First, I want to say thank you for all the reasoned and thought out replies I have received. I know that my views are in the minority in this forum (while I am not strongly pro guns, I am also not anti-guns) and I have enjoyed being able to listen to all of your thoughts and not be flamed. I have a couple of more questions, and again, these are not meant to bait anybody. I sincerely am interested in finding out what the range of opinions are here.
I want to ask what members think about training in gun safety. When I was a kid, I had a couple of BB guns by the time I was 6. There was no talk about using them properly; they were just given to me at Christmas, along with BBs, and that was it. I shot every song bird I could, neighbor's mailboxes, whatever. By age 10, I had a .22 semi-automatic and a .20 gu. single shot shotgun with birdshot and buckshot. Again, there was virtually no discussion of how to use one safely. My dad was not an outdoorsman and he just took me to the woods and showed me how to load, aim, and shoot. We would often walk down to the pond and shoot bullfrogs, cottonmouths, and other water snakes. No thought was really given to the fact that there was a road on the other side of the pond and that there were houses on the other side of the knoll beyond the pond. Thought wasn't given to ricocheting bullets.
When I was about 13 or so, I read a long article in Field and Stream or a similar magazine, an article about gun safety. It included things like:
1. Don't load magazine until ready to enter woods.
2. Keep safety on until ready to shoot.
3. Put safety back on as soon as shot taken.
4. Who takes the lead in a group of hunters.
5. Making sure that the direction you are shooting has no houses, cars, etc. within the range and direction you are shooting.
6. What limits are there on the range of turn the lead shooter can make when taking aim at a deer before firing.
7. How to make certain that that motion in the brush is your quarry, not another hunter.
8. Unload magazine and clear chamber prior to exiting woods and entering vehicle.

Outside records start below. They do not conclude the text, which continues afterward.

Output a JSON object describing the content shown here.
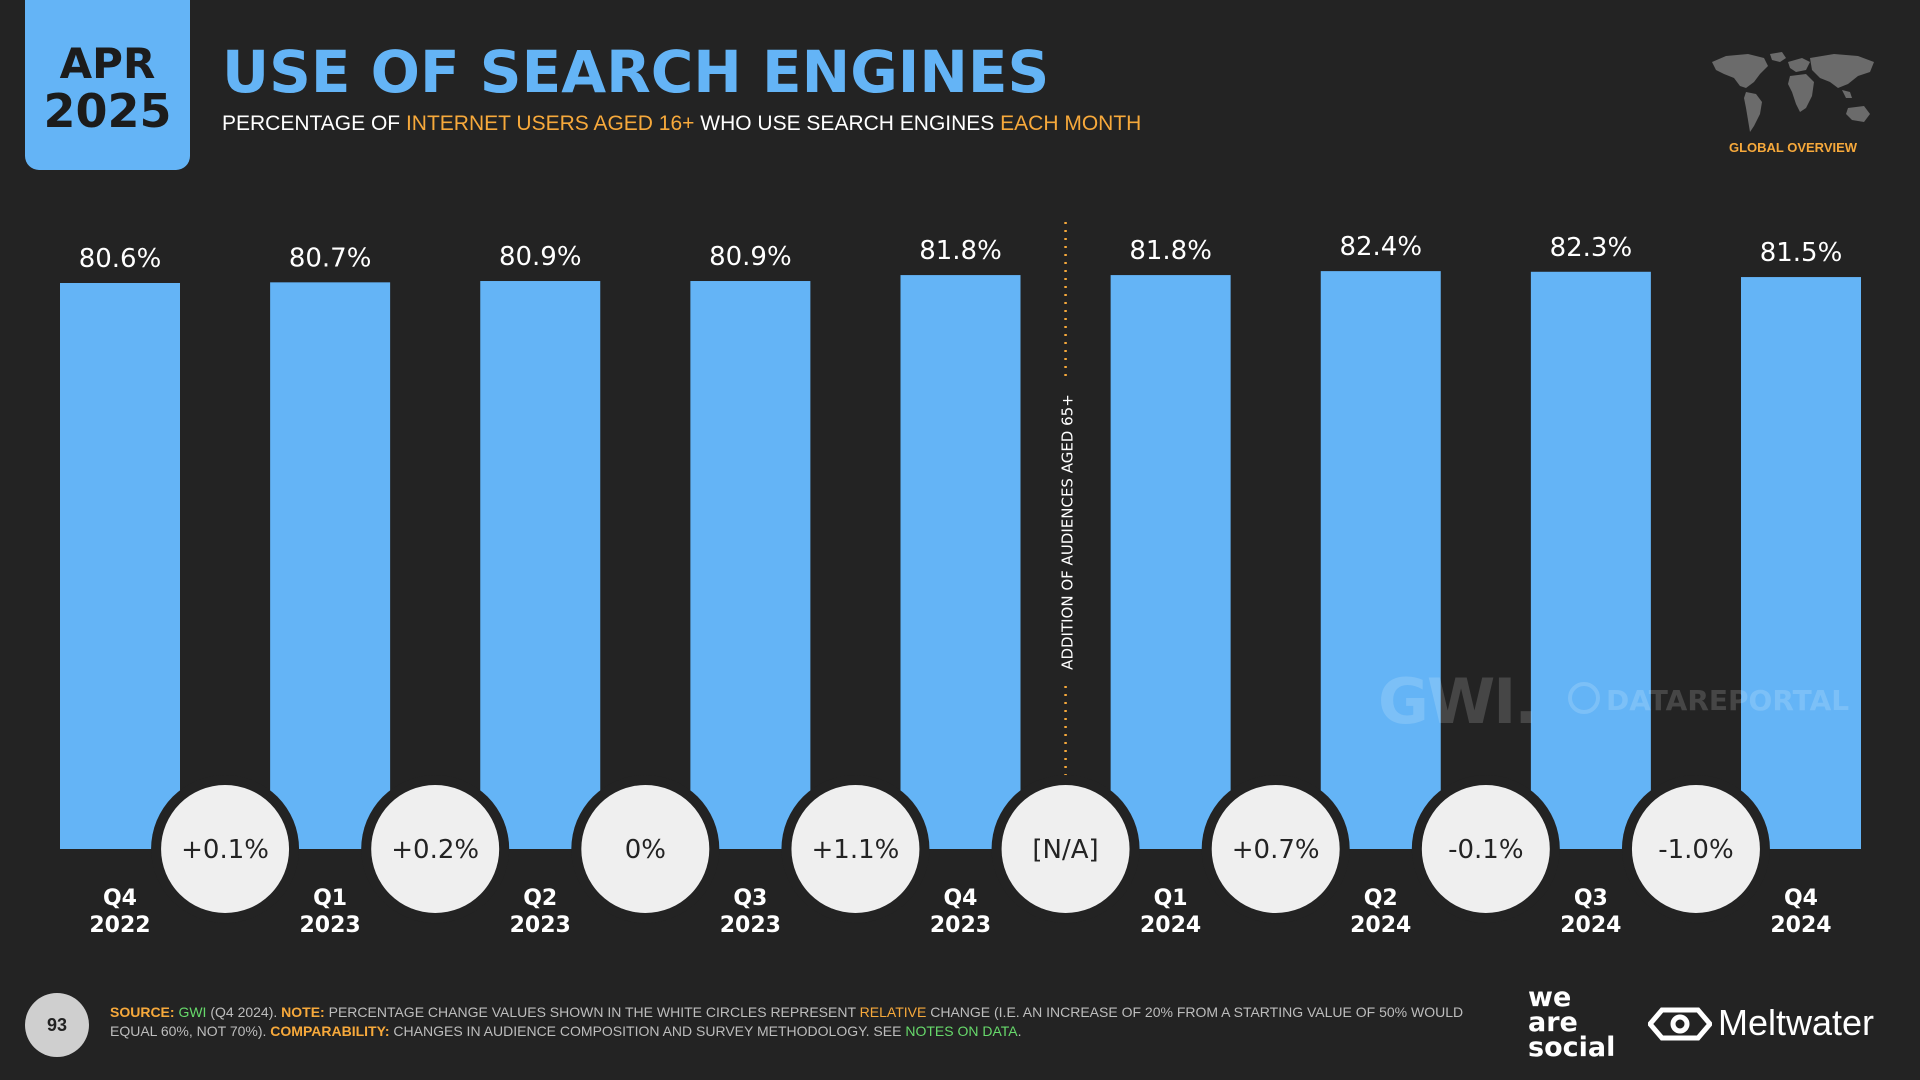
{
  "header": {
    "date_month": "APR",
    "date_year": "2025",
    "title": "USE OF SEARCH ENGINES",
    "subtitle_parts": [
      "PERCENTAGE OF ",
      "INTERNET USERS AGED 16+",
      " WHO USE SEARCH ENGINES ",
      "EACH MONTH"
    ],
    "region_label": "GLOBAL OVERVIEW"
  },
  "chart_data": {
    "type": "bar",
    "categories": [
      "Q4 2022",
      "Q1 2023",
      "Q2 2023",
      "Q3 2023",
      "Q4 2023",
      "Q1 2024",
      "Q2 2024",
      "Q3 2024",
      "Q4 2024"
    ],
    "category_lines": [
      [
        "Q4",
        "2022"
      ],
      [
        "Q1",
        "2023"
      ],
      [
        "Q2",
        "2023"
      ],
      [
        "Q3",
        "2023"
      ],
      [
        "Q4",
        "2023"
      ],
      [
        "Q1",
        "2024"
      ],
      [
        "Q2",
        "2024"
      ],
      [
        "Q3",
        "2024"
      ],
      [
        "Q4",
        "2024"
      ]
    ],
    "values": [
      80.6,
      80.7,
      80.9,
      80.9,
      81.8,
      81.8,
      82.4,
      82.3,
      81.5
    ],
    "value_labels": [
      "80.6%",
      "80.7%",
      "80.9%",
      "80.9%",
      "81.8%",
      "81.8%",
      "82.4%",
      "82.3%",
      "81.5%"
    ],
    "changes": [
      "+0.1%",
      "+0.2%",
      "0%",
      "+1.1%",
      "[N/A]",
      "+0.7%",
      "-0.1%",
      "-1.0%"
    ],
    "annotation": "ADDITION OF AUDIENCES AGED 65+",
    "annotation_after_index": 4,
    "bar_color": "#64b4f6",
    "title": "",
    "xlabel": "",
    "ylabel": ""
  },
  "watermarks": {
    "gwi": "GWI.",
    "datareportal": "DATAREPORTAL"
  },
  "footer": {
    "page_number": "93",
    "source_label": "SOURCE:",
    "source_name": "GWI",
    "source_detail": " (Q4 2024). ",
    "note_label": "NOTE:",
    "note_text_1": " PERCENTAGE CHANGE VALUES SHOWN IN THE WHITE CIRCLES REPRESENT ",
    "note_highlight": "RELATIVE",
    "note_text_2": " CHANGE (I.E. AN INCREASE OF 20% FROM A STARTING VALUE OF 50% WOULD EQUAL 60%, NOT 70%). ",
    "comparability_label": "COMPARABILITY:",
    "comparability_text": " CHANGES IN AUDIENCE COMPOSITION AND SURVEY METHODOLOGY. SEE ",
    "notes_link": "NOTES ON DATA",
    "end": "."
  },
  "brands": {
    "was_line1": "we",
    "was_line2": "are",
    "was_line3": "social",
    "meltwater": "Meltwater"
  },
  "colors": {
    "accent_blue": "#64b4f6",
    "accent_orange": "#f7a93b",
    "link_green": "#67d96b",
    "background": "#232323"
  }
}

9. How to properly clean and maintain weapon.
10. How to properly store weapons and ammo at home so as to prevent children, etc. from having access.

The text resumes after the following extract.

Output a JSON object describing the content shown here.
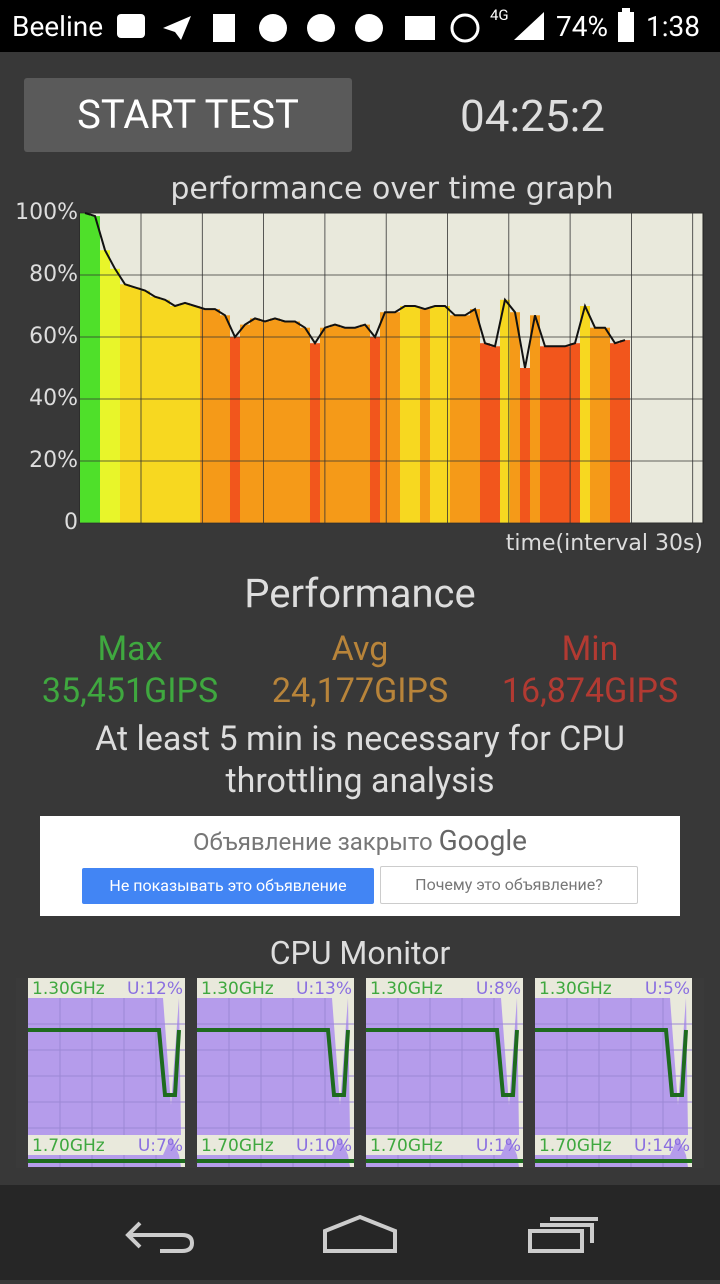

This article really made me realize how stupid I had been and how my father should have been more responsible in educating me.

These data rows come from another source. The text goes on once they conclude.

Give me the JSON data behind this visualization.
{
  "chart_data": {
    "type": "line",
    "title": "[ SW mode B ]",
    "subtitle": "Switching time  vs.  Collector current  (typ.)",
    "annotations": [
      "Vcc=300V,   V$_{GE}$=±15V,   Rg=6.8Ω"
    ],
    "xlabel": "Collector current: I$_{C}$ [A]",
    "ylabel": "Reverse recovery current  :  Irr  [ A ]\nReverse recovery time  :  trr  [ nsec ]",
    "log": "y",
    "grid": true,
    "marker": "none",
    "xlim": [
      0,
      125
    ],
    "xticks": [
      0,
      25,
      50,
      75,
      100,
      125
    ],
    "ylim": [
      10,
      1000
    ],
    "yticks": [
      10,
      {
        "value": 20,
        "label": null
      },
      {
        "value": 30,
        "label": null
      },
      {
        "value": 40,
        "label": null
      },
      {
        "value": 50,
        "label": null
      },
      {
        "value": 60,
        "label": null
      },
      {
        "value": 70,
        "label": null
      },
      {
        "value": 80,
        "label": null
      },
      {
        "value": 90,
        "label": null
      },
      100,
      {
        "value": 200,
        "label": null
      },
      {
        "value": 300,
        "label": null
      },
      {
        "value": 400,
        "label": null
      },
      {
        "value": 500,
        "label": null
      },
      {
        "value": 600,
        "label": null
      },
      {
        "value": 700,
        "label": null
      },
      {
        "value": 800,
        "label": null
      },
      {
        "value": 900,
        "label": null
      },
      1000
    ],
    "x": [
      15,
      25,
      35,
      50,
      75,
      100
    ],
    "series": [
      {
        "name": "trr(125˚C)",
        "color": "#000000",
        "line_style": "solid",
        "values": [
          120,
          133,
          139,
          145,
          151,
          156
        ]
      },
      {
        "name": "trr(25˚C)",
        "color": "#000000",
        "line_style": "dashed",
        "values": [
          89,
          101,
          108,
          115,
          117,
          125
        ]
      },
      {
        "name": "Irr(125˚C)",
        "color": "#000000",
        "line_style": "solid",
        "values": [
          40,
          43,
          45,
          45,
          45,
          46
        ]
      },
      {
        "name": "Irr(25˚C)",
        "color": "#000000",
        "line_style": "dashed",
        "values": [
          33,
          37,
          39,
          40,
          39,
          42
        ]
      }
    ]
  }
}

Soon thereafter, I got involved in Boy Scouts. We traveled deep into river swamps of south GA, where we camped and sometimes canoe camped for a week at a time. Scouting is where I began to have a deep appreciation for wilderness, and we didn't take any weapons. In college and grad school, I became a wilderness guide, eventually leading long expeditions backpacking, technical climbing, and snow camping while traveling on snowshoes or backwoods nordic skiis, as well as leading canoe trips involving camping and running class III whitewater in the Appalachians, Rockies, Sierra, Caascades, and other places. I learned a lot of survival skills and realized that I did not need weapons with me. I encountered bears, alligators, wild boars, bobcats, walked through a bed of 14 rattlesnakes (very gingerly). Once in Uncompaghre CO and again in the Pecos of NM, I sliped my backpack off and walked with a herd of elk for several miles without disturbing them. I made a decision for myself, that guns were no longer part of what I wanted in my own outdoors experience. I do not, however, have the opinion that others need to do the same just because I did. I have a pack of coyotes that live in our area and they occasionally come on our property. This particular pack is docile and they coexist with all the humans in our area. When I think of Eddie W., and those boars, I have no issue with him. Those boars don't belong in that habitat. They destroy the environment and they are a danger to everybody and everything. What he and Stef. do seems a judicious use of weapons.
So back to the question about safety. I'm sure some of you with law enforcement and military training had a lot of instruction of weapons safety, protocols, and rules of engagement. As a kid, I got none of that, and I'd have to describe myself as a menace for those years. My next door neighbor was a hunter. On Sept 25, 2004, he bought his youngest son a new rifle for his 15th birthday and took him hunting near Yosemite. THere was no instruction on safety and protocol at all. When they returned to the pickup, the father was standing in front of the open driver's door while the boy hoisted the rifle into the gun rack. The rifle discharged point blank into the father's chest and killed him. That young boy will have to live with that for the rest of his life. The sad thing is, the father could easily have prevented it with some basic safety instruction.
SO here are my questions: How do you feel about gun safety instruction courses? How many have had formal training? How many haven't had formal training, but feel you know and practice very strict safety protocol? Is there anyone who feels that safety is a matter that should be left up to the individual and isn't anyone else's business? In that citizens have a right to drive cars, but only after passing written and field tests, would it make sense to require gun owners to take a class and/or pass any test? What about teenaged hunters? Thank you in advance for your thoughtful replies. Again, I am not trying to stir anything up; I am genuinely interested in your opinions.